Réalités du “dumping”

Étant donné la privation de ressources financières1 dans le secteur public de santé, les listes d’attente pour accéder à des services de médecins de famille, de psychologues ou de psychiatres sont excessivement longues dans les centres de santé et de services sociaux (CSSS). Par conséquent, de plus en plus de femmes ayant besoin de soins n’ont d’autre choix que de frapper à la porte des organismes communautaires. Ce sont autant de nouvelles participantes pour ces groupes.

Les réponses à l’enquête postale révèlent que 76 % des organismes acceptent, parfois ou régulièrement, des participantes qui n’auraient pas dû leur être référées et que ces références proviennent en premier lieu du réseau de la santé et des services sociaux.

En outre, des ressources alternatives en santé mentale ont fermé en raison des compressions budgétaires. Les femmes qui les consultaient se tournent maintenant vers les groupes de femmes, ce qui constitue une autre forme de dumping. Des choix politiques expliquent cet affaiblissement du réseau de la santé autant que la fermeture d’organismes.

« C’est vrai que nous avons une approche particulière. Auparavant, nous ne faisions pas letravail des ressources en santémentale. Maintenant que ces ressources-là n’existent plus, nous vivons plus de pression. »

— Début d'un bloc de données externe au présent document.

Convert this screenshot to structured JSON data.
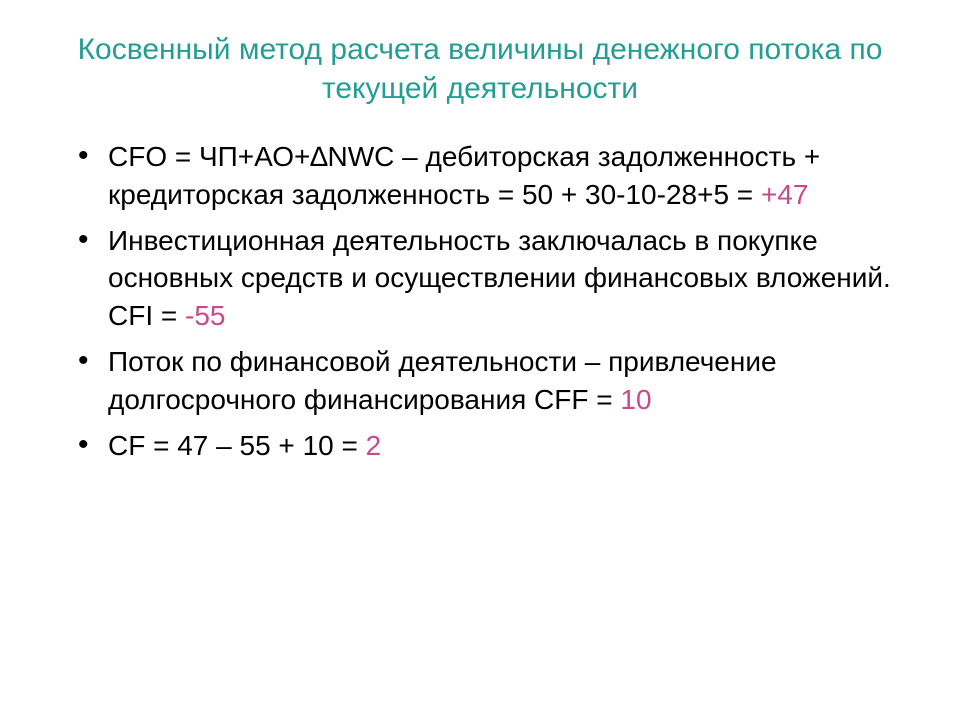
{
  "title_color": "#239e93",
  "accent_color": "#c94a8c",
  "text_color": "#000000",
  "background_color": "#ffffff",
  "title_fontsize": 30,
  "body_fontsize": 28,
  "title": "Косвенный метод расчета величины денежного потока по текущей деятельности",
  "bullets": [
    {
      "text_before": "CFO = ЧП+АО+∆NWC – дебиторская задолженность + кредиторская задолженность = 50 + 30-10-28+5 = ",
      "accent": "+47",
      "text_after": ""
    },
    {
      "text_before": "Инвестиционная деятельность заключалась в покупке основных средств и осуществлении финансовых вложений. CFI = ",
      "accent": "-55",
      "text_after": ""
    },
    {
      "text_before": "Поток по финансовой деятельности – привлечение долгосрочного финансирования CFF = ",
      "accent": "10",
      "text_after": ""
    },
    {
      "text_before": "CF = 47 – 55 + 10 = ",
      "accent": "2",
      "text_after": ""
    }
  ]
}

De nouvelles réalités à affronter

Les organismes doivent composer avec de nouvelles réalités qui dépassent largement leur mission. Selon les travailleuses, la désorganisation du réseau de la santé prend différentes formes. Le réseau dirige trop rapidement vers les organismes des personnes fragiles qui auraient besoin de soins ou de services professionnels. Ainsi, des femmes ayant de lourds problèmes de santé mentale ou un cumul de plusieurs problèmes sont référées aux groupes avant d’avoir reçu les soins de santé requis.

« Parce que les listes d’attente sont trop longues, le CLSC nous réfère presque toutes les femmes en crise grave. Les femmes sont tellement mal en point qu’elles ne sont pas capables d’enlever leur manteau. Or, nous ne sommes pas la bonne ressource pour ces femmes-là. »

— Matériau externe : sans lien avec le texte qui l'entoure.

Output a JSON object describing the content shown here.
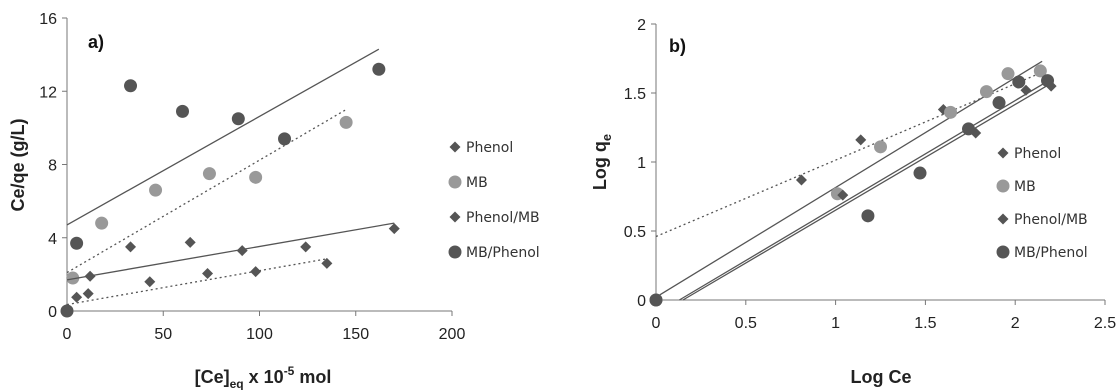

Des organismes offrant des services aux lesbiennes, aux immigrantes ou encore aux femmes en situation d’itinérance disent faire les frais de ce dumping. Selon une travailleuse d’un groupe qui accueille des lesbiennes, la moitié des appels reçus correspondent à du dumping. Dès qu’une femme prononce le mot « lesbienne » dans le réseau de la santé, « on l’envoie ailleurs », et elle est référée systématiquement à un centre pour lesbiennes.

Une travailleuse en région dénonce la rapidité avec laquelle les femmes immigrantes sont envoyées dans son organisme, spécialisé dans les problématiques liées à l’immigration, alors que certaines ont de graves problèmes de santé mentale. « Le réseau de la santé nous envoie ces femmes, sous prétexte que nous connaissons leur culture. » De la même manière, le réseau de la santé dirige vers les organismes d’aide et d’hébergement en violence conjugale des femmes qui ont vécu une situation de violence conjugale. Pourtant, leur état de santé mental requiert des soins professionnels et spécialisés.

Le personnel du réseau de la santé manque parfois de connaissances en ce qui a trait à certaines problématiques migratoires, ou encore n’a pas suffisamment d’interprètes, du moins dans les régions qui reçoivent encore peu de personnes immigrantes. Il semble en effet que ces lacunes sont moins importantes dans les quartiers de Montréal à forte population immigrante, où les CSSS possèdent l’expertise requise. Il est donc impératif que le réseau de la santé reconnaisse cette nouvelle réalité. Certaines femmes immigrantes ont des problèmes dont les organismes communautaires ne peuvent se charger.

  1. Pour la Banque mondiale, la privation de ressources financières est la première étape du démantèlement des services publics et de la privatisation des services de santé.